Part of the motivation to write this chapter includes the fact that alternative certification programs have been in existence for several years across the United States, and this author feels it should be included in an encyclopedia of teacher education and professional development. In part due to address teacher shortages, state boards beginning in the 1980s agreed to allow new pathways to certification that differed from the traditional route, called “alternative” pathways to teacher certification. The National Association for Alternative Certification (NAAC) describes alternative routes to certification as “any other than traditional undergraduate degree-granting programs.” Retrieved from http://www.nycteachingfellows.org/purpose/mission.asp

Additional reasons for developing alternative certification programs include: “the shift of subject matter to science, technology, engineering, and mathematics; recognized differentiated needs of students of academic, linguistic, economic and cultural diversity; and specified geographically determined areas of need” (Kaplan, 2012, p. 37). These reasons contributed to SUNY Empire State College’s (ESC) incentive to develop an alternative certification program.
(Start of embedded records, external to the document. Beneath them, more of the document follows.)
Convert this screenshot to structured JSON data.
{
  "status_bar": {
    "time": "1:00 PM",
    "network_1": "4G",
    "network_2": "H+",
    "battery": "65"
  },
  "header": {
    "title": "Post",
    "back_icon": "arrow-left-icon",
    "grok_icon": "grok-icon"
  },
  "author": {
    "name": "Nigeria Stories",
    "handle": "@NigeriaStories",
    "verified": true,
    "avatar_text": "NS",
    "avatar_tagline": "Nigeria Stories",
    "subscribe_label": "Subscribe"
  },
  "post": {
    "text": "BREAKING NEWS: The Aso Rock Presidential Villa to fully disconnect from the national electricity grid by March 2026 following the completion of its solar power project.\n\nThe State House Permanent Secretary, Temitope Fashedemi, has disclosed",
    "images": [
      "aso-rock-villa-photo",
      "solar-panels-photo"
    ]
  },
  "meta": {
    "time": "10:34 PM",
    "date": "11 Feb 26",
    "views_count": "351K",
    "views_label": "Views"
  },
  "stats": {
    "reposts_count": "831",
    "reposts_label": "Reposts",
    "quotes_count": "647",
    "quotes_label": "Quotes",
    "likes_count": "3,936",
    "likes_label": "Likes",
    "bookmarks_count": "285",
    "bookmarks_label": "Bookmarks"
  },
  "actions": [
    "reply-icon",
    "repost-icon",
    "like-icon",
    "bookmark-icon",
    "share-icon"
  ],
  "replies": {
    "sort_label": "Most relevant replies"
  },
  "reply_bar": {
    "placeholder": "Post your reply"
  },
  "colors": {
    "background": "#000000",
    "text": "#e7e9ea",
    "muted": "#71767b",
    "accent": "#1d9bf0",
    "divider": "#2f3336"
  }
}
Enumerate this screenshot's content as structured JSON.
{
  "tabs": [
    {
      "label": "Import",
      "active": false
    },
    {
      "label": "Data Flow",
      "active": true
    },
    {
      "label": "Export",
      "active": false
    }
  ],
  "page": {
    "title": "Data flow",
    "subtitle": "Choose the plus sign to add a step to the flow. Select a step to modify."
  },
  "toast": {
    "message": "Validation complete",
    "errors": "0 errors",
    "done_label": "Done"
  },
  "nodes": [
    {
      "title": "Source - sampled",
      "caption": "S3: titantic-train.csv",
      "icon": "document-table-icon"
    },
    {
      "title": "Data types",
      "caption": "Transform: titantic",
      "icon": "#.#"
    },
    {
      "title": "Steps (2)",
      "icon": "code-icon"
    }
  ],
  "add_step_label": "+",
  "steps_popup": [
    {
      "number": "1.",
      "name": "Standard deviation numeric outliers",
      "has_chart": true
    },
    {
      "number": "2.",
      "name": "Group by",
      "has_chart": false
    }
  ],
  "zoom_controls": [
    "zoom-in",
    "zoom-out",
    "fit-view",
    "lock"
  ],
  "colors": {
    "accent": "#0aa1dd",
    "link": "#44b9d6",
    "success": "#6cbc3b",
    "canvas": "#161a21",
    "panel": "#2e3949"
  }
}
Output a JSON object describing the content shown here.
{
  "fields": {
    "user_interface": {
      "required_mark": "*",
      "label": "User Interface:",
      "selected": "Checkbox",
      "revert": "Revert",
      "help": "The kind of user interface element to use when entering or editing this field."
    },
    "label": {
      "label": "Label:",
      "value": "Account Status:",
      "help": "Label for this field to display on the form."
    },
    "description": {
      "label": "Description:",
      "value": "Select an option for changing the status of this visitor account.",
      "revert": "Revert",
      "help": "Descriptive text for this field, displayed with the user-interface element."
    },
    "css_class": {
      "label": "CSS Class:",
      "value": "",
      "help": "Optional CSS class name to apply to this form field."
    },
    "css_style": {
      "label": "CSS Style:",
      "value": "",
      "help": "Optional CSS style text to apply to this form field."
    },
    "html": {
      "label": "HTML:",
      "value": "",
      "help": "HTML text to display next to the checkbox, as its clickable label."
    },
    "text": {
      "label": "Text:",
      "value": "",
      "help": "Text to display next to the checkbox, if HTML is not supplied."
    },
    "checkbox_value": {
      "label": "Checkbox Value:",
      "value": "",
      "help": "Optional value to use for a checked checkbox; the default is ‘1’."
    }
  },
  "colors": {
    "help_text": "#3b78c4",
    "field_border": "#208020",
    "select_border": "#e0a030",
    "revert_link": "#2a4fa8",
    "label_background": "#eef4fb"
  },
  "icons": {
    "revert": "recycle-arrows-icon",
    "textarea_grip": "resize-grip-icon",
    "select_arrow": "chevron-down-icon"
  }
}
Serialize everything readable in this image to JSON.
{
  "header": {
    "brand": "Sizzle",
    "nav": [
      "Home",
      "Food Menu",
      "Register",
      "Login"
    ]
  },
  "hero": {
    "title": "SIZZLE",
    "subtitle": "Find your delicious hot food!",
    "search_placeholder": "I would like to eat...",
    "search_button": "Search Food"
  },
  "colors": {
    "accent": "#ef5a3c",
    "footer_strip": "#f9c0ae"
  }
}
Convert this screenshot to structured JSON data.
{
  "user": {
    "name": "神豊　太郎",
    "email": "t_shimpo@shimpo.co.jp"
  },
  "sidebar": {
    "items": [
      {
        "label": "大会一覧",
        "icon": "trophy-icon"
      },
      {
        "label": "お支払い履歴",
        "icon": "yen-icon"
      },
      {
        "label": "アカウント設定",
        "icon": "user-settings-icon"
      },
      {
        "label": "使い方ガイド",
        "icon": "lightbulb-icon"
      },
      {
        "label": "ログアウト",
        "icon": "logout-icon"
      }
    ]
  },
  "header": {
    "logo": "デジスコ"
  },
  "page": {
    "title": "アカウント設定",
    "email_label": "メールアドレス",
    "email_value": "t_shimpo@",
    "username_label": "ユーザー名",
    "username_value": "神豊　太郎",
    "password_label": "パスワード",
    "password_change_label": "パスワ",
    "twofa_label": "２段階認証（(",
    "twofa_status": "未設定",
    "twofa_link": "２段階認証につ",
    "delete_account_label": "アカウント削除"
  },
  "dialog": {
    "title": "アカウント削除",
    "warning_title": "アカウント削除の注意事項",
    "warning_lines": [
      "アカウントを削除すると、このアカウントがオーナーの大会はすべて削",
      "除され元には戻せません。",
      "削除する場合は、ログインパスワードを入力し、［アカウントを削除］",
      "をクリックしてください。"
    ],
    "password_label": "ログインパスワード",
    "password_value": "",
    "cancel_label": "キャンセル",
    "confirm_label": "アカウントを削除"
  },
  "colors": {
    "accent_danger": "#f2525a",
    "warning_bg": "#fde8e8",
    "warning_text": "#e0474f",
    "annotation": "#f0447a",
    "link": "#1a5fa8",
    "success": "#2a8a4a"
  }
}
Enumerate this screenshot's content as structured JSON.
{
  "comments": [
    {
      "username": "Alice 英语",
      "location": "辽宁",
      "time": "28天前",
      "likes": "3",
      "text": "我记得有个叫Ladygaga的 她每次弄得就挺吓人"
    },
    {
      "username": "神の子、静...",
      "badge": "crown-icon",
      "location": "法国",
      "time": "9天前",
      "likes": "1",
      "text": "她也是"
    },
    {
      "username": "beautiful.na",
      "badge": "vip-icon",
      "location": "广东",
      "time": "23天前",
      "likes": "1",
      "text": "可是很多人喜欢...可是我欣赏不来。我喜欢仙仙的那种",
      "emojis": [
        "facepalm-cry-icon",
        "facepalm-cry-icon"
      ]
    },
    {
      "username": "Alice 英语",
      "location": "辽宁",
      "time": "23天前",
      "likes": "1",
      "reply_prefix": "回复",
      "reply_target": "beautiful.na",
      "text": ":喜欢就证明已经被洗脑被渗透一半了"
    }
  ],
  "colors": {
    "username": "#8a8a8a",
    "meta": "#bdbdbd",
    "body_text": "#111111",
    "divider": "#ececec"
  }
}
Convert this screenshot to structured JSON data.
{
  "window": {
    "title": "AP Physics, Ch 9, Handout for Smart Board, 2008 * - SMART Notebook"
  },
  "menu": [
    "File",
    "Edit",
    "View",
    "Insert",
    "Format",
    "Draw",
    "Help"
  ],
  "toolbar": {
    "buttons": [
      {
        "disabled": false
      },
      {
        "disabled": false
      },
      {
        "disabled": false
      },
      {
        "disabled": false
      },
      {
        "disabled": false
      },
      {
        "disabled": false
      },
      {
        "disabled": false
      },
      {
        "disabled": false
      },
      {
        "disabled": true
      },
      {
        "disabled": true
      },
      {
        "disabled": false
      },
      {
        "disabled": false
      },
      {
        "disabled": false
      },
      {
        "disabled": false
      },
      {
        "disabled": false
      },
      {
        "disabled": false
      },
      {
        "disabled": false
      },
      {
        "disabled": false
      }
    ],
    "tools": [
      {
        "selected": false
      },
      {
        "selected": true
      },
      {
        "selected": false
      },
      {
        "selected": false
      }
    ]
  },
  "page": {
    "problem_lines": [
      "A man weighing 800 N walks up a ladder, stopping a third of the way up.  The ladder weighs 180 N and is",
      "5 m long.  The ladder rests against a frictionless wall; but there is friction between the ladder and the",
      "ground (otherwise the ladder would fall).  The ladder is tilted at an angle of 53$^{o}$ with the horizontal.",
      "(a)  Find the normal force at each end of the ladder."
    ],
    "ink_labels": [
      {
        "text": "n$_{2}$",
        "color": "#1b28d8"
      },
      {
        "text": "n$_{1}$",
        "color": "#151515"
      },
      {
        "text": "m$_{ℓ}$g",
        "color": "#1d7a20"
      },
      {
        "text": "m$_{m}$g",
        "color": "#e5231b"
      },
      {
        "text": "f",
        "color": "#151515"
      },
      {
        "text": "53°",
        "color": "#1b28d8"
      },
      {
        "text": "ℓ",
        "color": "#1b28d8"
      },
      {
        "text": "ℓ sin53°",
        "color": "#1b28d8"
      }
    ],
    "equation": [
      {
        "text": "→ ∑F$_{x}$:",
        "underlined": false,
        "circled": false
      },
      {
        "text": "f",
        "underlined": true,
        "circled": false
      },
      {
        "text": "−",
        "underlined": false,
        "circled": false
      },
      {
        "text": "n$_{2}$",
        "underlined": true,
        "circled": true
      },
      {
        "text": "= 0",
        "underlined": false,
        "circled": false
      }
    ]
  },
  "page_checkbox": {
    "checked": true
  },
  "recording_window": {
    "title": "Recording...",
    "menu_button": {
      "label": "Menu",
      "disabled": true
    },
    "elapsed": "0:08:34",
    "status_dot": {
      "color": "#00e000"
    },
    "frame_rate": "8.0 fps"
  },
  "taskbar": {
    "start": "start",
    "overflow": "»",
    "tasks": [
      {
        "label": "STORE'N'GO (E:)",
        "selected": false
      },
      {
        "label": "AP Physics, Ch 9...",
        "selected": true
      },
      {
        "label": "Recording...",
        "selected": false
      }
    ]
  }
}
As the title suggests, Walsh, et al (2007) argue in their work Alternative Certification Isn’t Alternative that most programs that were created in the last few decades do not fill the model of what it truly means to be alternative. They lay out criteria that should be present in alternative certification programs and analyze many extant programs concluding (in their estimation) that they are not, in fact, alternative. In this chapter, the author looks at the criteria and demonstrate how one particular program meets and sustains expectations of alternative certification.